MADISON, S.D. (KELO) — Shelter from intense weather is about timing and location. A local tennis team on its way back from competition on May 12 eventually found both in their favor in a unique way.

“I was just scared. I’d never experienced anything like it before. It was very scary,” Madison boys tennis player Mason Kennington said.

The Madison boys tennis team’s return from Watertown collided with heavy weather.

“We kind of thought we had enough time. We got out of Watertown early which was nice, and so we figured we’d make it and maybe have to stay in the school with the kids. My wife had called me and said that they were going down to the basement and that we should get off the road,” he said.

This was the view out of the bus windshield on Highway 81 north of Madison.

Courtesy: Joe Bundy

“We just looked up at the sky and we saw kind of a big black line pretty high up in the sky and thought, ‘well, that kind of looks different.’ And then a little while later, we saw it coming on the ground and it was just this big wall of black cloud. That’s when kind of knew that this wasn’t a normal storm that we were driving into,” Bundy said.
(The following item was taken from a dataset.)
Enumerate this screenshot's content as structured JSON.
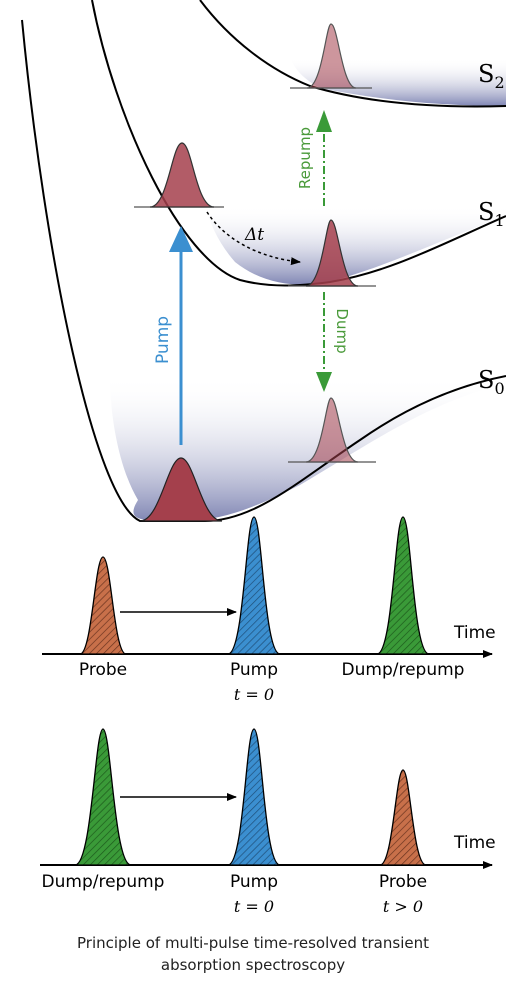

Matt Phelps was planting near his parent’s farm and saw the storm rolling in. He was running into their house when he saw the bus on the highway.

“I waved them on and went to the house, and I opened up the doors, the basement door, flipped the lights, pointed where it was, and by that time they were at the end of the sidewalk. They all started heading down into the basement,” Phelps said.

As the storm was approaching, the bus came down the driveway. They were in the basement for less than two minutes before it hit. The timing was perfect.

“We were going to stop for dinner before and our coach decided not to stop for dinner, and I’m happy he did that because we would have been a lot farther out and it could have been a lot worse,” Kennington said.

Marv Rhode, who has been driving buses for more than 35 years, was behind the wheel.

“I was watching the road ditches to see if there was any deep ones that we could probably get into. Get off the bus, get in the ditch, and lay down,” he said.

Right place, right time and first time for him.

“This is the first time this has ever happened to me in all the years I’ve been driving. I feel great that everybody is okay,” Rhode said.

There were 19 players on the bus along with the coach as well as the bus driver. Another passerby took shelter in the basement, too.

Phelps said the weather station near the farm clocked the wind at 111 miles per hour.